My area had primary as yR-y3, and y4-y7. This became an issue when the National Curriculum and Key Stages were introduced and we standardised in line with the majority of the country. In y5, we were told that we would leave at the end of y6 and form a double intake with y7.
Our secondary school had a couple of years notice to recruit staff and expand with a mass of temporary huts to accomodate an additional year group (and also a growing roll from 6 form intake through 7 to 8)
As it happened I moved areas, was 6 weeks away frim completing infant school in y2 and was mentally ready for juniors then found myself in y3 still in juniors. Then never did a final year of juniors as the usual y7 opportunities like the residential or prefect places weren't opened up to us. I remember some years later, my beloved form tutor saying that prior to us starting, not only were we a year younger, we also didn't have some of those developmental experiences, and different schools prepared us differently. Our head teacher decided to teach us French a year earlier to prepare us, but that was largely repeated in y7 because not all schools had.
Repeating a year is logistically unfeasible down the chain (staffing, accommodation)

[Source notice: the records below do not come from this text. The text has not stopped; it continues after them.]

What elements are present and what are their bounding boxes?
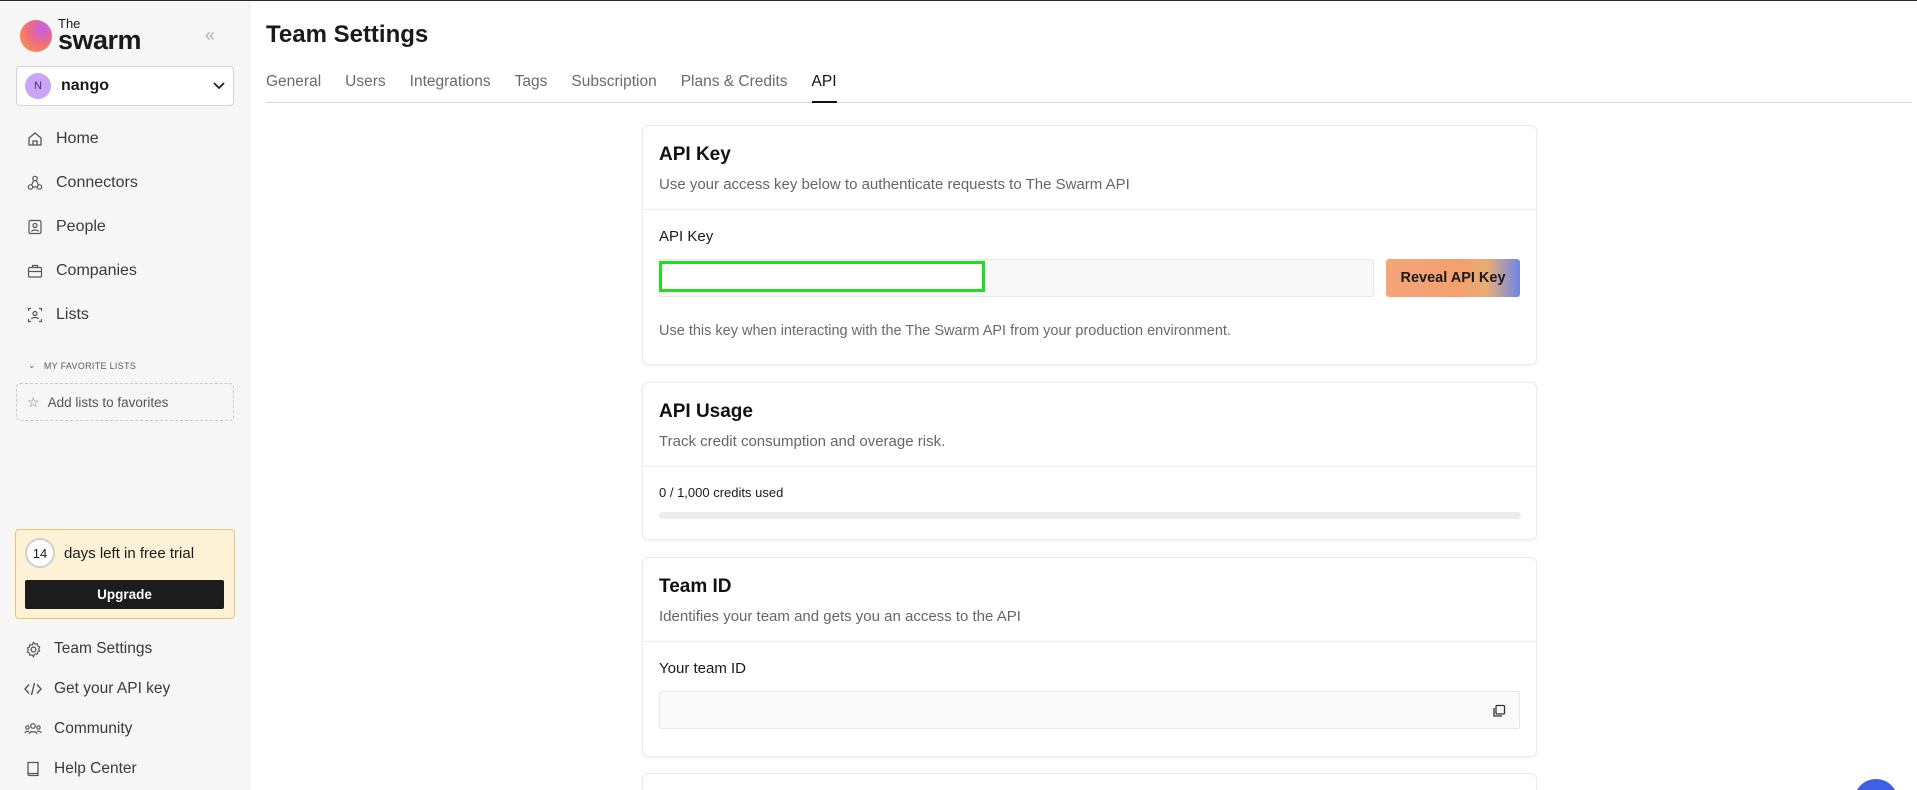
team-id-card: Team ID Identifies your team and gets yo… <box>642 557 1537 757</box>
nav-label: People <box>56 218 106 235</box>
next-settings-card <box>642 773 1537 790</box>
copy-icon[interactable] <box>1491 703 1507 719</box>
card-title: Team ID <box>659 576 732 597</box>
add-favorites-button[interactable]: ☆ Add lists to favorites <box>16 383 234 421</box>
upgrade-button[interactable]: Upgrade <box>25 580 224 609</box>
api-key-card: API Key Use your access key below to aut… <box>642 125 1537 365</box>
lists-icon <box>26 306 44 324</box>
nav-label: Lists <box>56 306 89 323</box>
community-icon <box>24 720 42 738</box>
nav-item-team-settings[interactable]: Team Settings <box>14 629 236 669</box>
card-title: API Usage <box>659 401 753 422</box>
tab-users[interactable]: Users <box>345 73 385 103</box>
nav-item-lists[interactable]: Lists <box>16 293 236 337</box>
trial-banner: 14 days left in free trial Upgrade <box>15 529 235 619</box>
team-id-label: Your team ID <box>659 660 746 677</box>
trial-text: days left in free trial <box>64 545 195 562</box>
main-nav: Home Connectors People Companies Lists <box>16 117 236 337</box>
code-icon <box>24 680 42 698</box>
card-subtitle: Identifies your team and gets you an acc… <box>659 608 1021 625</box>
main-content: Team Settings General Users Integrations… <box>250 1 1917 790</box>
nav-item-help-center[interactable]: Help Center <box>14 749 236 789</box>
nav-item-connectors[interactable]: Connectors <box>16 161 236 205</box>
nav-label: Community <box>54 720 133 737</box>
connectors-icon <box>26 174 44 192</box>
avatar: N <box>25 73 51 99</box>
api-key-help-text: Use this key when interacting with the T… <box>659 323 1231 339</box>
star-icon: ☆ <box>27 393 40 410</box>
nav-item-companies[interactable]: Companies <box>16 249 236 293</box>
bottom-nav: Team Settings Get your API key Community… <box>14 629 236 789</box>
tab-subscription[interactable]: Subscription <box>571 73 656 103</box>
favorites-header-label: MY FAVORITE LISTS <box>43 360 137 371</box>
nav-label: Connectors <box>56 174 138 191</box>
tab-tags[interactable]: Tags <box>515 73 548 103</box>
brand-logo[interactable]: The swarm <box>20 17 142 55</box>
add-favorites-label: Add lists to favorites <box>47 394 169 410</box>
nav-label: Home <box>56 130 99 147</box>
api-key-label: API Key <box>659 228 714 245</box>
people-icon <box>26 218 44 236</box>
card-subtitle: Track credit consumption and overage ris… <box>659 433 946 450</box>
nav-label: Team Settings <box>54 640 153 657</box>
api-key-field-box <box>659 259 1374 297</box>
app-window: The swarm « N nango Home Connectors Peop… <box>0 0 1917 790</box>
nav-label: Companies <box>56 262 137 279</box>
brand-name: swarm <box>58 25 142 55</box>
nav-label: Get your API key <box>54 680 171 697</box>
brand-orb-icon <box>20 19 52 52</box>
tab-general[interactable]: General <box>266 73 321 103</box>
card-subtitle: Use your access key below to authenticat… <box>659 176 1130 193</box>
team-selector[interactable]: N nango <box>16 66 234 106</box>
book-icon <box>24 760 42 778</box>
nav-item-get-api-key[interactable]: Get your API key <box>14 669 236 709</box>
nav-item-community[interactable]: Community <box>14 709 236 749</box>
nav-item-people[interactable]: People <box>16 205 236 249</box>
chevron-down-icon: ⌄ <box>28 360 36 370</box>
page-title: Team Settings <box>266 21 429 48</box>
trial-days-count: 14 <box>25 538 55 568</box>
briefcase-icon <box>26 262 44 280</box>
api-usage-card: API Usage Track credit consumption and o… <box>642 382 1537 540</box>
favorites-header[interactable]: ⌄ MY FAVORITE LISTS <box>28 360 136 371</box>
team-name: nango <box>61 77 109 94</box>
tab-api[interactable]: API <box>811 73 837 103</box>
reveal-api-key-button[interactable]: Reveal API Key <box>1386 259 1520 297</box>
sidebar: The swarm « N nango Home Connectors Peop… <box>0 1 250 790</box>
tab-integrations[interactable]: Integrations <box>410 73 491 103</box>
nav-label: Help Center <box>54 760 137 777</box>
chevron-down-icon <box>213 82 225 90</box>
tab-plans-credits[interactable]: Plans & Credits <box>681 73 788 103</box>
credits-progress-bar <box>659 512 1521 519</box>
settings-tabs: General Users Integrations Tags Subscrip… <box>266 73 1912 103</box>
home-icon <box>26 130 44 148</box>
collapse-sidebar-icon[interactable]: « <box>205 25 215 46</box>
api-key-input[interactable] <box>660 260 1373 296</box>
card-title: API Key <box>659 144 731 165</box>
nav-item-home[interactable]: Home <box>16 117 236 161</box>
team-id-field[interactable] <box>659 691 1520 729</box>
gear-icon <box>24 640 42 658</box>
credits-used-text: 0 / 1,000 credits used <box>659 485 784 500</box>
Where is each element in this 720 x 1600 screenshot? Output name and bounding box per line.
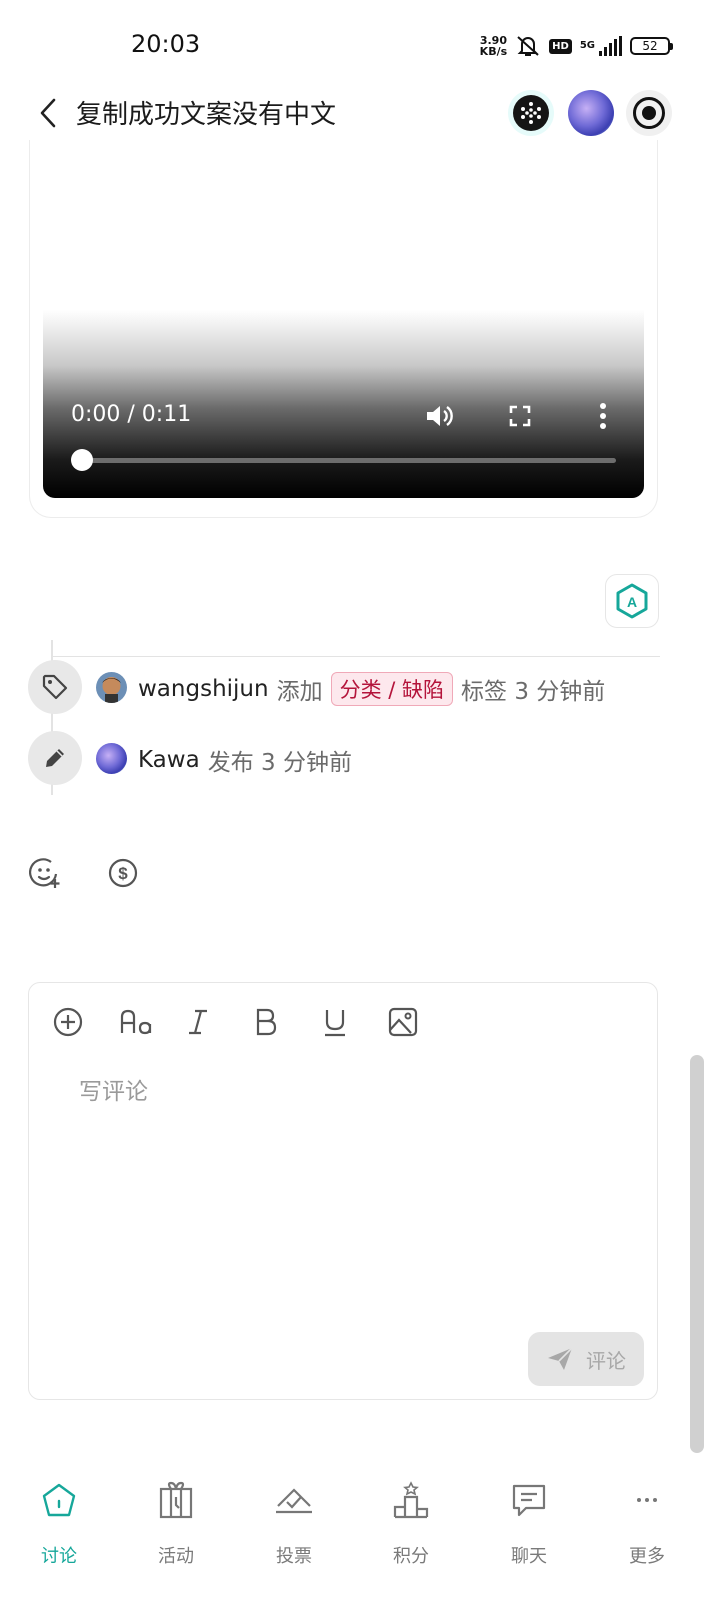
more-vertical-icon <box>600 403 606 429</box>
status-time: 20:03 <box>131 30 201 58</box>
more-icon <box>597 1478 697 1522</box>
hd-badge: HD <box>549 38 572 54</box>
text-style-button[interactable] <box>117 1003 155 1041</box>
gift-icon <box>126 1478 226 1522</box>
vote-icon <box>244 1478 344 1522</box>
avatar[interactable] <box>96 743 127 774</box>
nav-label: 积分 <box>393 1546 429 1567</box>
timeline-username[interactable]: wangshijun <box>138 676 269 702</box>
timeline-text: Kawa 发布 3 分钟前 <box>138 743 352 777</box>
avatar[interactable] <box>96 672 127 703</box>
page-title: 复制成功文案没有中文 <box>76 100 337 130</box>
signal-icon <box>599 36 622 56</box>
image-button[interactable] <box>384 1003 422 1041</box>
nav-item-discuss[interactable]: 讨论 <box>9 1478 109 1578</box>
bold-button[interactable] <box>247 1003 285 1041</box>
add-reaction-button[interactable] <box>28 856 62 890</box>
underline-icon <box>325 1010 345 1037</box>
send-icon <box>548 1347 573 1370</box>
app-grid-button[interactable] <box>508 90 554 136</box>
ai-hexagon-icon: A <box>616 583 648 619</box>
dots-grid-icon <box>513 95 549 131</box>
nav-item-points[interactable]: 积分 <box>361 1478 461 1578</box>
volume-icon <box>427 406 453 426</box>
italic-icon <box>189 1009 207 1035</box>
nav-label: 讨论 <box>41 1546 77 1567</box>
image-icon <box>388 1007 418 1037</box>
volume-button[interactable] <box>421 398 457 434</box>
status-bar: 20:03 3.90 KB/s HD 5G 52 <box>0 0 720 80</box>
video-time: 0:00 / 0:11 <box>71 402 192 427</box>
timeline-item-tag: wangshijun 添加 分类 / 缺陷 标签 3 分钟前 <box>28 660 688 714</box>
reward-button[interactable]: $ <box>106 856 140 890</box>
chevron-left-icon <box>40 98 56 128</box>
timeline-item-publish: Kawa 发布 3 分钟前 <box>28 731 688 785</box>
plus-circle-icon <box>53 1007 83 1037</box>
nav-label: 投票 <box>276 1546 312 1567</box>
italic-button[interactable] <box>179 1003 217 1041</box>
video-player[interactable]: 0:00 / 0:11 <box>43 140 644 498</box>
comment-input[interactable] <box>79 1079 619 1105</box>
nav-label: 活动 <box>158 1546 194 1567</box>
underline-button[interactable] <box>316 1003 354 1041</box>
nav-label: 聊天 <box>511 1546 547 1567</box>
status-icons: 3.90 KB/s HD 5G 52 <box>480 30 673 62</box>
bold-icon <box>256 1008 277 1036</box>
fullscreen-icon <box>509 405 531 427</box>
battery-icon: 52 <box>630 37 673 55</box>
nav-label: 更多 <box>629 1546 665 1567</box>
video-more-button[interactable] <box>585 398 621 434</box>
bottom-nav: 讨论 活动 投票 积分 聊天 更多 <box>0 1468 720 1600</box>
fullscreen-button[interactable] <box>502 398 538 434</box>
ai-assistant-button[interactable]: A <box>605 574 659 628</box>
nav-item-more[interactable]: 更多 <box>597 1478 697 1578</box>
net-speed-unit: KB/s <box>479 45 508 58</box>
record-icon <box>633 97 665 129</box>
timeline-action: 发布 3 分钟前 <box>207 750 352 776</box>
network-type: 5G <box>579 40 595 51</box>
video-progress-thumb[interactable] <box>71 449 93 471</box>
pencil-icon <box>28 731 82 785</box>
scrollbar[interactable] <box>690 1055 704 1453</box>
back-button[interactable] <box>34 96 62 130</box>
nav-item-chat[interactable]: 聊天 <box>479 1478 579 1578</box>
podium-icon <box>361 1478 461 1522</box>
video-card: 0:00 / 0:11 <box>29 140 658 518</box>
category-tag[interactable]: 分类 / 缺陷 <box>330 672 454 706</box>
svg-text:$: $ <box>118 864 128 883</box>
user-avatar[interactable] <box>568 90 614 136</box>
emoji-add-icon <box>29 858 60 888</box>
nav-item-activity[interactable]: 活动 <box>126 1478 226 1578</box>
submit-comment-label: 评论 <box>586 1348 626 1373</box>
video-progress-track[interactable] <box>79 458 616 463</box>
font-size-icon <box>120 1009 152 1035</box>
timeline-suffix: 标签 3 分钟前 <box>461 679 606 705</box>
chat-icon <box>479 1478 579 1522</box>
dollar-coin-icon: $ <box>108 858 138 888</box>
timeline-action: 添加 <box>276 679 323 705</box>
record-button[interactable] <box>626 90 672 136</box>
insert-button[interactable] <box>49 1003 87 1041</box>
nav-item-vote[interactable]: 投票 <box>244 1478 344 1578</box>
timeline-text: wangshijun 添加 分类 / 缺陷 标签 3 分钟前 <box>138 672 605 706</box>
svg-text:A: A <box>627 594 637 610</box>
section-divider <box>52 656 660 657</box>
net-speed: 3.90 KB/s <box>480 35 507 57</box>
submit-comment-button[interactable]: 评论 <box>528 1332 644 1386</box>
home-icon <box>9 1478 109 1522</box>
comment-editor: 评论 <box>28 982 658 1400</box>
mute-bell-icon <box>517 36 539 56</box>
timeline-username[interactable]: Kawa <box>138 747 200 773</box>
tag-icon <box>28 660 82 714</box>
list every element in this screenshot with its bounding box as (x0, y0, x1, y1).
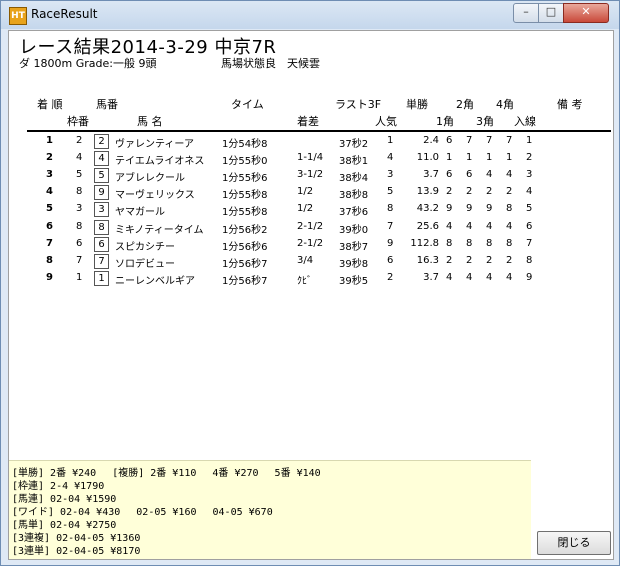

It's also emotionally and developmentally impractical. Pupils have been mucked about with enough. Also, it's not one neat school year, it's dragged through two year groups with some recovery time in the middle. While I worry about my children who loathe home learning (one with SENs) it's not helpful to hold back and under-stimulate those who carried on progressing.
Adjusting more superflous curriculum requirements, and funding and resourcing support is the more practical answer.
Maybe, particularly for GCSE/ A-Level progression, summer schools could be set up- not extending the term, but externally based with teaching/ college staff opting in to run units with students booking in to specific areas where they have omissions.